The city wants to revamp the dangerous Flatbush Avenue intersection with Avenue S and Utica Avenue, where several pedestrians have been seriously injured over the past few years. Some neighborhood folks welcome the proposed changes — which include new pedestrian islands, medians, and traffic patterns — as long overdue at the complicated crossroads.
“You can’t cross for nothing there,” said John Vascuez. “That area is a free-for-all. You cross at your own peril.”
The plan the Department of Transportation presented to Community Board 18 on March 26 entails adding and expanding pedestrian islands at the intersection, painting new crosswalks where there are none, adding new street markings to tell vehicles which ways they can go, creating a bus lane from E. 53rd Street to Avenue S on Flatbush Avenue, and adjusting signals to give pedestrians a seven-second head start when crossing Flatbush and Utica avenues before vehicles are allowed to turn.

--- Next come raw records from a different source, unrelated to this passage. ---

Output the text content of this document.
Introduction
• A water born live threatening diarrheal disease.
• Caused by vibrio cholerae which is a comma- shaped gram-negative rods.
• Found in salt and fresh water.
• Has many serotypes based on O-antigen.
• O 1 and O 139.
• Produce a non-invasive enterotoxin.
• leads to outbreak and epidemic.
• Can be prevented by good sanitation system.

The complex intersection — which has Avenue S crossing Flatbush Avenue at odd angles and Utica Avenue feeding into the five-way crossroads obliquely to create a web of unusually long crosswalks — is an official priority for Mayor DeBlasio’s Vision Zero initiative.
Between 2012 and 2016, two pedestrians and one bicyclist were severely injured on Flatbush Avenue between Avenues S and T. The Department of Transportation also says the streets suffer from missing crosswalks at the intersection of Flatbush Avenue and E. 51st Street, confusing directions for cars, and speeding, according to the presentation.
Vascuez and others at the meeting said they were satisfied with the proposal, but others had more mixed reactions. The district manager pleaded with the department and the police to do something about buses stopping on Flatbush Avenue.
“The buses are out of control,” said Dottie Turano. “They’re double, even triple-parked.”
A woman who didn’t give her name said the proposed bus lane would add to Marine Park’s worsening traffic woes.
“Flatbush is already pretty congested,” she said. “This will slow us down even more.”
The work is supposed to begin in the late summer or early fall, but is “dependent on scheduling,” a department official said at the meeting.